Das Kollektiv Researchgruppen macht in Schweden erfolgreich Jagd auf anonyme Trolle - zum Teil mit umstrittenen Methoden.

Näthat - das ist das schwedische Wort für Hass im Internet. Wir kennen die Schweden als sehr tolerante Menschen, offene Gesellschaft, trotzdem oder vielleicht auch gerade deswegen haben die Schweden ein massives Problem mit Näthat. Und an dieser Stelle setzt jetzt das Netzkollektiv "Researchgruppen" an, das große Datenmengen analysiert, um Trollen und rechten Hetzern im Netz auf die Spur zu kommen und ihre echten Namen zu veröffentlichen.

Namen in der Boulevardzeitung veröffentlicht

Einer der aufsehenerregendsten Fälle von "Researchgruppen" war die Analyse der rechtsextremen Website Avpixlat. Den Aktivisten gelang es über eine API-Schnittstelle, sämtliche Kommentare der rechtsextremen Seite auszulesen und mit E-Mail-Adressen in Verbindung zu bringen, die nur mangelhaft verschlüsselt waren. Mit diesen Daten gelang es den Aktivisten, die eifrigsten 6000 Kommentatoren zu identifizieren und diese Liste an "Expressen" weiterzureichen, eine große Boulevardzeitung in Schweden. Diese Aktion hat aber nicht nur Beifall geerntet, sondern auch viel Kritik, denn schließlich sei Anonymität im Netz ein wichtiges Gut.
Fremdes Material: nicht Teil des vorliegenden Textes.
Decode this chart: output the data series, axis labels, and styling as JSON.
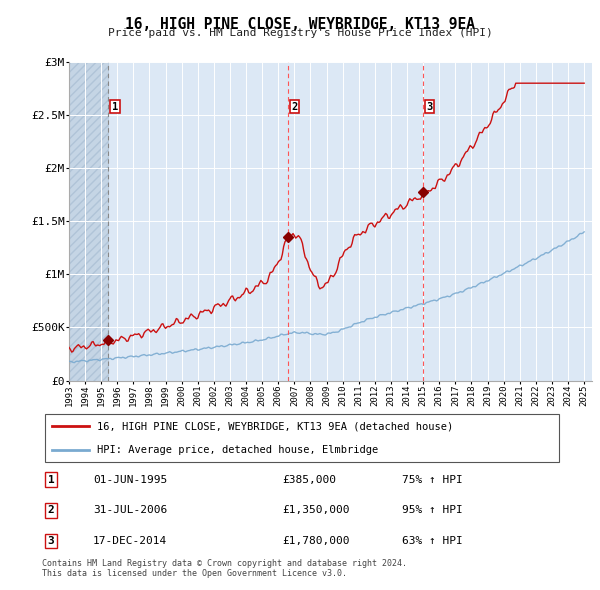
{
  "title": "16, HIGH PINE CLOSE, WEYBRIDGE, KT13 9EA",
  "subtitle": "Price paid vs. HM Land Registry's House Price Index (HPI)",
  "footer1": "Contains HM Land Registry data © Crown copyright and database right 2024.",
  "footer2": "This data is licensed under the Open Government Licence v3.0.",
  "legend_line1": "16, HIGH PINE CLOSE, WEYBRIDGE, KT13 9EA (detached house)",
  "legend_line2": "HPI: Average price, detached house, Elmbridge",
  "transactions": [
    {
      "label": "1",
      "date": "01-JUN-1995",
      "price": 385000,
      "pct": "75%",
      "x_year": 1995.42
    },
    {
      "label": "2",
      "date": "31-JUL-2006",
      "price": 1350000,
      "pct": "95%",
      "x_year": 2006.58
    },
    {
      "label": "3",
      "date": "17-DEC-2014",
      "price": 1780000,
      "pct": "63%",
      "x_year": 2014.96
    }
  ],
  "hpi_color": "#7aaad0",
  "price_color": "#cc1111",
  "marker_color": "#880000",
  "vline_color_red": "#ff5555",
  "vline_color_gray": "#888888",
  "background_plot": "#dce8f5",
  "background_hatch_face": "#c5d5e5",
  "grid_color": "#ffffff",
  "ylim": [
    0,
    3000000
  ],
  "xlim_start": 1993.0,
  "xlim_end": 2025.5,
  "hatch_end": 1995.42,
  "yticks": [
    0,
    500000,
    1000000,
    1500000,
    2000000,
    2500000,
    3000000
  ],
  "ytick_labels": [
    "£0",
    "£500K",
    "£1M",
    "£1.5M",
    "£2M",
    "£2.5M",
    "£3M"
  ]
}
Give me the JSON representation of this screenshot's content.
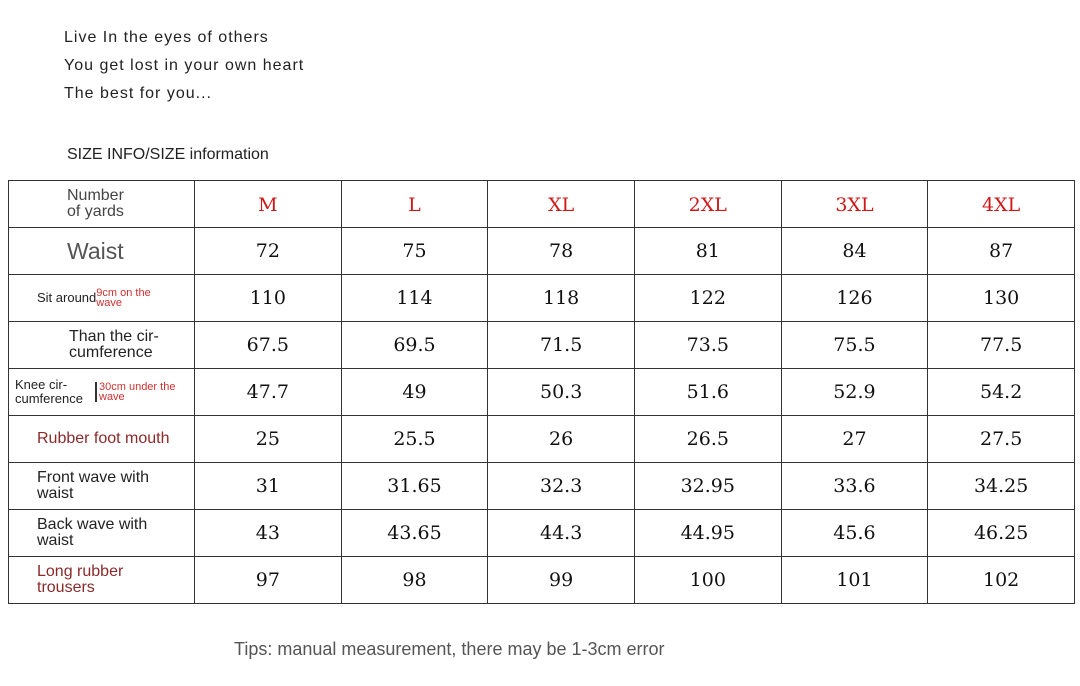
{
  "intro": [
    "Live In the eyes of others",
    "You get lost in your own heart",
    "The best for you..."
  ],
  "table_title": "SIZE INFO/SIZE information",
  "table": {
    "header": [
      "Number of yards",
      "M",
      "L",
      "XL",
      "2XL",
      "3XL",
      "4XL"
    ],
    "rows": [
      {
        "label": "Waist",
        "cells": [
          "72",
          "75",
          "78",
          "81",
          "84",
          "87"
        ]
      },
      {
        "label": "Sit around",
        "note": "9cm on the wave",
        "cells": [
          "110",
          "114",
          "118",
          "122",
          "126",
          "130"
        ]
      },
      {
        "label": "Than the cir-cumference",
        "cells": [
          "67.5",
          "69.5",
          "71.5",
          "73.5",
          "75.5",
          "77.5"
        ]
      },
      {
        "label": "Knee cir-cumference",
        "note": "30cm under the wave",
        "cells": [
          "47.7",
          "49",
          "50.3",
          "51.6",
          "52.9",
          "54.2"
        ]
      },
      {
        "label": "Rubber foot mouth",
        "cells": [
          "25",
          "25.5",
          "26",
          "26.5",
          "27",
          "27.5"
        ]
      },
      {
        "label": "Front wave with waist",
        "cells": [
          "31",
          "31.65",
          "32.3",
          "32.95",
          "33.6",
          "34.25"
        ]
      },
      {
        "label": "Back wave with waist",
        "cells": [
          "43",
          "43.65",
          "44.3",
          "44.95",
          "45.6",
          "46.25"
        ]
      },
      {
        "label": "Long rubber trousers",
        "cells": [
          "97",
          "98",
          "99",
          "100",
          "101",
          "102"
        ]
      }
    ]
  },
  "tip": "Tips: manual measurement, there may be 1-3cm error"
}
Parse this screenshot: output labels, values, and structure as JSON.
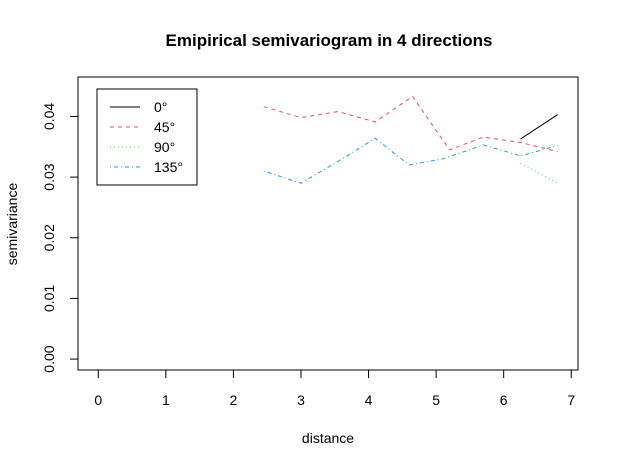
{
  "chart_data": {
    "type": "line",
    "title": "Emipirical semivariogram in 4 directions",
    "xlabel": "distance",
    "ylabel": "semivariance",
    "xlim": [
      -0.3,
      7.1
    ],
    "ylim": [
      -0.0018,
      0.0465
    ],
    "xticks": [
      "0",
      "1",
      "2",
      "3",
      "4",
      "5",
      "6",
      "7"
    ],
    "yticks": [
      "0.00",
      "0.01",
      "0.02",
      "0.03",
      "0.04"
    ],
    "grid": false,
    "legend_position": "top-left",
    "series": [
      {
        "name": "0°",
        "color": "#000000",
        "dash": "solid",
        "x": [
          6.25,
          6.8
        ],
        "y": [
          0.0363,
          0.0403
        ]
      },
      {
        "name": "45°",
        "color": "#DF536B",
        "dash": "dashed",
        "x": [
          2.45,
          3.0,
          3.55,
          4.1,
          4.65,
          5.2,
          5.7,
          6.25,
          6.8
        ],
        "y": [
          0.0416,
          0.0398,
          0.0408,
          0.0391,
          0.0433,
          0.0345,
          0.0366,
          0.0357,
          0.0342
        ]
      },
      {
        "name": "90°",
        "color": "#61D04F",
        "dash": "dotted",
        "x": [
          6.25,
          6.8
        ],
        "y": [
          0.0323,
          0.029
        ]
      },
      {
        "name": "135°",
        "color": "#2297E6",
        "dash": "dotdash",
        "x": [
          2.45,
          3.0,
          3.55,
          4.1,
          4.6,
          5.1,
          5.7,
          6.25,
          6.8
        ],
        "y": [
          0.031,
          0.029,
          0.0326,
          0.0364,
          0.032,
          0.033,
          0.0353,
          0.0335,
          0.0352
        ]
      }
    ]
  }
}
"Bei uns verbietet sowas das Datenschutzgesetz – das schützt im Zweifel auch den freundlichen Extremisten von nebenan."
Martina Schulte, Netzautorin

"Researchgruppen" ist derzeit ein Team, das aus zehn Freiwilligen besteht, gegründet wurde das Kollektiv von Martin Fredriksson, einem ehemaligen Fernsehreporter. Der Technology Review berichtet, dass das Team sehr durchmischt ist - darunter ein Grundschul-Bibliothekar, der Portier eines Krankenhauses, ein Psychologie-Doktorand und einige Journalismus-Studenten.